***Posted originally on BreweryLaw.com***
There was an interesting piece published in Mutineer Magazine yesterday about the a bill in the U.S. House of Representatives that would give states more authority to regulate alcohol. Purportedly, the bill would potentially block the interstate sales of beer and wine. This would put an end to out of state ordering of beer and wine on the internet, by phone and directly from your beverage purveyor.
According to the report, the “Comprehensive Alcohol Regulatory Effectiveness Act of 2010” would declare congressional policy giving states the right to regulate alcohol sales in their borders. Right now, there are 125 co-sponsors in the House and no companion bill in the Senate.
The National Beer Wholesalers Association is lobbying heavily in favor of the bill and has already contributed to the coffers of bill cosponsors.

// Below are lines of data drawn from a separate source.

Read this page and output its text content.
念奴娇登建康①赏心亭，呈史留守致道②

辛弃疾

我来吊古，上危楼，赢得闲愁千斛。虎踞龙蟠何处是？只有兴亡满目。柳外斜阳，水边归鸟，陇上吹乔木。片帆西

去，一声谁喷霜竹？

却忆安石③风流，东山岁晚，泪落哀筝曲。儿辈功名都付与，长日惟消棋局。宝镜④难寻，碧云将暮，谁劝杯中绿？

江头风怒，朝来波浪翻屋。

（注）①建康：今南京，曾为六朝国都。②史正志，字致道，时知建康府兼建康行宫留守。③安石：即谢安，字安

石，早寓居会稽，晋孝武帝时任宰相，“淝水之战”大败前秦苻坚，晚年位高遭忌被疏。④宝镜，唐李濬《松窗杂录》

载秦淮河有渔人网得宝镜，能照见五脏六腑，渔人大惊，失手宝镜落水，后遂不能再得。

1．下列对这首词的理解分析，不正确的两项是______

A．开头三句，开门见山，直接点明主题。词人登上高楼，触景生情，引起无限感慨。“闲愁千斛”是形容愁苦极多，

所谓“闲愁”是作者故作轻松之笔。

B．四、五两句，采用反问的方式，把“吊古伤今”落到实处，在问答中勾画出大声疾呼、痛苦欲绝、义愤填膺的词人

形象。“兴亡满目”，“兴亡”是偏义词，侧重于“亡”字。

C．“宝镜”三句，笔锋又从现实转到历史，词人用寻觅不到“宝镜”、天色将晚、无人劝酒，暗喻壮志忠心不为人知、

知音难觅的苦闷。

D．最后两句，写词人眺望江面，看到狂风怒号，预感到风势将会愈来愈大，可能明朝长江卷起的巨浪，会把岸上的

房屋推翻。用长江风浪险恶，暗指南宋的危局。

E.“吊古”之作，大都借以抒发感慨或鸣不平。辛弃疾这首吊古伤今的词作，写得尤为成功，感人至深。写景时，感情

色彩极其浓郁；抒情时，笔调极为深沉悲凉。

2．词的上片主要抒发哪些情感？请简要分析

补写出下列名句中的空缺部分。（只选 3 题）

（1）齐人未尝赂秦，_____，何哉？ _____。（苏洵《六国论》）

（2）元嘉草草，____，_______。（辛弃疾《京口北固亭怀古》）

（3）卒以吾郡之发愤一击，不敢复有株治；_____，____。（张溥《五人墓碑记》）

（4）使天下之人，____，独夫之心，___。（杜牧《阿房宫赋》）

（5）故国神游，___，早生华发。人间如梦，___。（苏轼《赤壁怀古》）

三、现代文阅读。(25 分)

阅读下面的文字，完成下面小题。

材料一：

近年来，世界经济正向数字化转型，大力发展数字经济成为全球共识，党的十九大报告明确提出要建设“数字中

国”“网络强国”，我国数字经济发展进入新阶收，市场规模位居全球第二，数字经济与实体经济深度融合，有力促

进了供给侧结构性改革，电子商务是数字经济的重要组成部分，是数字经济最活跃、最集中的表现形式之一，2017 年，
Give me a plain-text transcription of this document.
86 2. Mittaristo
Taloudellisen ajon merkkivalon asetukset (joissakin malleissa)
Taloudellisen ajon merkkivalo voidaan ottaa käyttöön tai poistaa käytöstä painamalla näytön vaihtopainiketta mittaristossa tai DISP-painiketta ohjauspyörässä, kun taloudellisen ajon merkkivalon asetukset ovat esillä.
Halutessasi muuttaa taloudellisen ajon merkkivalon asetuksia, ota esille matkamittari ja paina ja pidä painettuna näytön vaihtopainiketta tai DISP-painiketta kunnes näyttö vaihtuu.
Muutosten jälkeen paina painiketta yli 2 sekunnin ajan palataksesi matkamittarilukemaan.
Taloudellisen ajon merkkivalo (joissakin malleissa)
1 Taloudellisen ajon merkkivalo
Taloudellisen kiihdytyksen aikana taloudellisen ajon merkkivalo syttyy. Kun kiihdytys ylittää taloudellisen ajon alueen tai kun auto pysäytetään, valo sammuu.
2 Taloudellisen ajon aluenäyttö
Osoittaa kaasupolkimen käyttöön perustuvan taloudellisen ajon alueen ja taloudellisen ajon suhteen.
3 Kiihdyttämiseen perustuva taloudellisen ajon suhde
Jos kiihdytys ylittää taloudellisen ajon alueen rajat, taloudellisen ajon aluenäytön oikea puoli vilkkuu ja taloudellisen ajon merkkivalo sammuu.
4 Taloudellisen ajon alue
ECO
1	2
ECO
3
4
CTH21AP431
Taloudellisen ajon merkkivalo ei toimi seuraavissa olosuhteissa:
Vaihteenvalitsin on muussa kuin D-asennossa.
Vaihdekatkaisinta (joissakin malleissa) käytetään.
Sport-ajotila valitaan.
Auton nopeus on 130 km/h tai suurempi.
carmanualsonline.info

The NBWA claims they’re only trying to ensure states have better control in defending their alcohol laws, but bill critics claim that the NBWA is only trying to limit competition. Jonathan Yarowsky, lobbyist for the Beer Institute, states that brewers believe the bill “would lead to a protectionist and anti-competitive system that would hurt consumers.”
The beer industry isn’t the only one up in arms about this bill. Reps. Mike Thompson (D-St. Helena) and George Radanovich (R-Mariposa), who head the Congressional Wine Caucus, wrote to their colleagues that the House bill would “devastate California’s and other states’ wine industries, stunt economic growth and harm consumers by allowing discriminatory law and regulation to be passed and go unchallenged.”
Again, we are dealing with legislation being pushed by distributors to protect their right to control alcohol. It appears that there is a lot of this going around, perhaps trying to save distributors in a time when most consumers and craft purveyors are trying to loosen restraints that make it too difficult to obtain, and afford, alcohol.
Of course, you cannot blame distributors for trying to keep a stranglehold on the industry. But, the fight over this bill is similar to the battle over Initiative 1100 in Washington. We’ll keep a close eye on this legislation as it makes its way through committee.